Jooley

Personal information
- Full name: Abdulla Rasheed
- Date of birth: 1956
- Place of birth: Malé, Maldives
- Date of death: 29 May 2013 (aged 57)
- Place of death: Trivandrum, India
- Position: Defender

Senior career*
- Years: Team / Apps / (Gls)
- Malé Zamaanee Musiky Club
- Victory Sports Club

International career
- 1979–????: Maldives /  / (1)

= Abdulla Rasheed =

Maldivian footballer

Abdulla Rasheed (c. 1956 – 29 May 2013), commonly known as Juliet Abdulla Rasheed or simply Jooley, was a Maldivian footballer who played as a defender. He is remembered as the first player to score a goal for the Maldives national team.

Rasheed was widely known by the nickname Jooley, derived from his family house name, G. Juliet.

==Club career==
Rasheed was regarded as a talismanic defender at Malé Zamaanee Musiky Club.

In Victory Sports Club, he led the club to three consecutive victories in the National Championship in 1985 as the captain. His playing career was cut short due to injuries.

==International career==
Rasheed represented the Maldives team against a team from HMY Britannia during Queen Elizabeth II's visit to the Maldives in 1972. This was recorded the first time a Maldivian team played against a foreign team and went on to win the game 2–0. He got the opportunity because of his performance in the 1971 National Championship.

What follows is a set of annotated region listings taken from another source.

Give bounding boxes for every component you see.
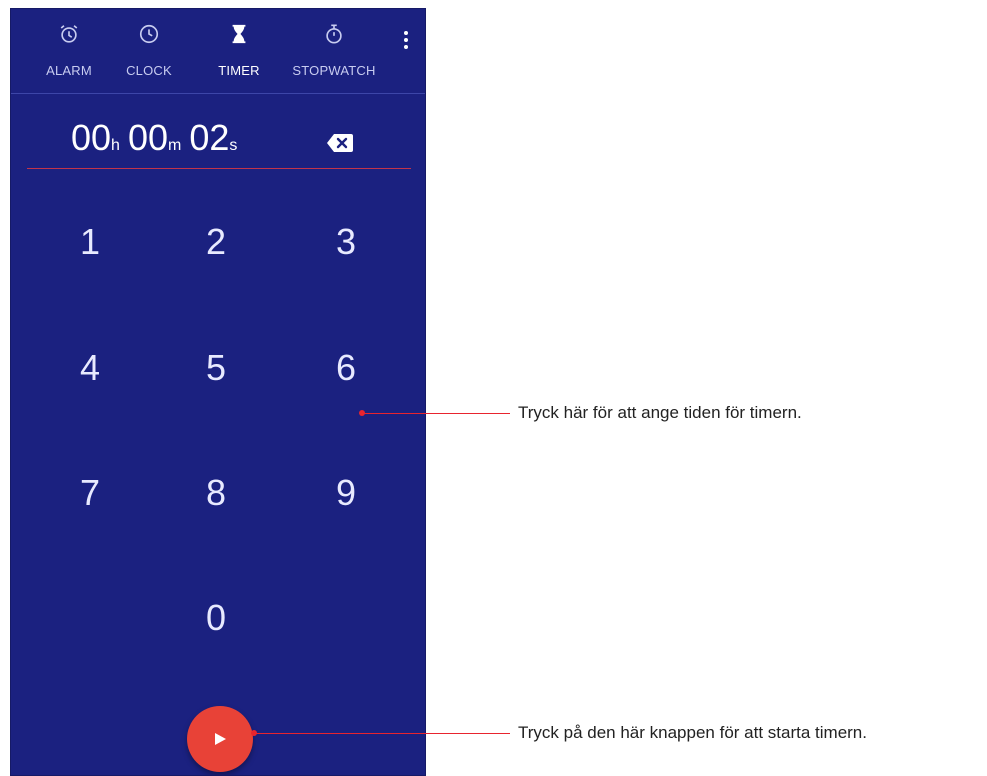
play-icon [215,733,226,745]
stopwatch-icon [326,24,342,44]
tab-alarm-label: ALARM [46,63,92,78]
tab-timer[interactable]: TIMER [199,9,279,93]
clock-app-screen: ALARM CLOCK TIMER STOPWATCH 00h 00m 02s … [10,8,426,776]
timer-minutes: 00 [127,117,168,158]
keypad-key-2[interactable]: 2 [171,207,261,277]
hourglass-icon [232,24,246,44]
keypad-key-1[interactable]: 1 [45,207,135,277]
clock-icon [139,24,159,44]
keypad-callout-text: Tryck här för att ange tiden för timern. [518,403,802,422]
timer-display-underline [27,168,411,169]
tab-alarm[interactable]: ALARM [29,9,109,93]
timer-seconds: 02 [189,117,230,158]
timer-seconds-unit: s [229,137,238,154]
tab-clock-label: CLOCK [126,63,172,78]
timer-time-readout: 00h 00m 02s [71,117,245,159]
screenshot-stage: ALARM CLOCK TIMER STOPWATCH 00h 00m 02s … [0,0,987,776]
keypad-key-0[interactable]: 0 [171,583,261,653]
keypad-key-6[interactable]: 6 [301,333,391,403]
timer-display: 00h 00m 02s [11,117,425,173]
keypad-key-3[interactable]: 3 [301,207,391,277]
tab-stopwatch[interactable]: STOPWATCH [284,9,384,93]
keypad-callout-line [362,413,510,414]
start-callout-text: Tryck på den här knappen för att starta … [518,723,867,742]
keypad-key-7[interactable]: 7 [45,458,135,528]
keypad-key-9[interactable]: 9 [301,458,391,528]
keypad-key-5[interactable]: 5 [171,333,261,403]
tab-stopwatch-label: STOPWATCH [292,63,376,78]
timer-hours-unit: h [111,137,120,154]
alarm-clock-icon [60,25,78,43]
timer-minutes-unit: m [168,137,182,154]
keypad-key-4[interactable]: 4 [45,333,135,403]
tab-timer-label: TIMER [218,63,260,78]
tab-bar: ALARM CLOCK TIMER STOPWATCH [11,9,425,94]
backspace-icon[interactable] [327,134,353,152]
timer-hours: 00 [71,117,112,158]
start-timer-button[interactable] [187,706,253,772]
tab-clock[interactable]: CLOCK [109,9,189,93]
overflow-menu-icon[interactable] [403,31,409,51]
keypad-key-8[interactable]: 8 [171,458,261,528]
start-callout-line [254,733,510,734]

The first national football team was formed in 1979, He was a key player in the Maldives team that competed in the Indian Ocean Island Games in Réunion that year.

On 29 August 1979, Rasheed became the first Maldivian to score a goal at the international level. He scored during a 2–1 defeat, assisted by captain Ibrahim Ismail, against Comoros in the knockout qualification play-off of the 1979 Indian Ocean Island Games held in Stade Michel Volnay, Réunion.

===International goals===

| # | Date | Venue | Opponent | Score | Result | Competition | Ref. |
|---|---|---|---|---|---|---|---|
| 1 | 29 August 1979 | Stade Michel Volnay, Saint-Pierre, Réunion | Comoros | 1–2 | 1–2 | 1979 Indian Ocean Games |  |

==Later life and death==
In September 2012, Rasheed began treatment for lung cancer. He died on 29 May 2013, aged 57, while receiving treatment at the Regional Cancer Centre in Trivandrum, India. He was survived by his wife, four sons, and four daughters.

==Legacy==
On 17 January 2017, the Football Association of Maldives introduced the Jooley Award, presented annually at the Maldives Football Awards to the player who scores the “most beautiful goal” of the year, in honour of Rasheed’s contributions to Maldivian football.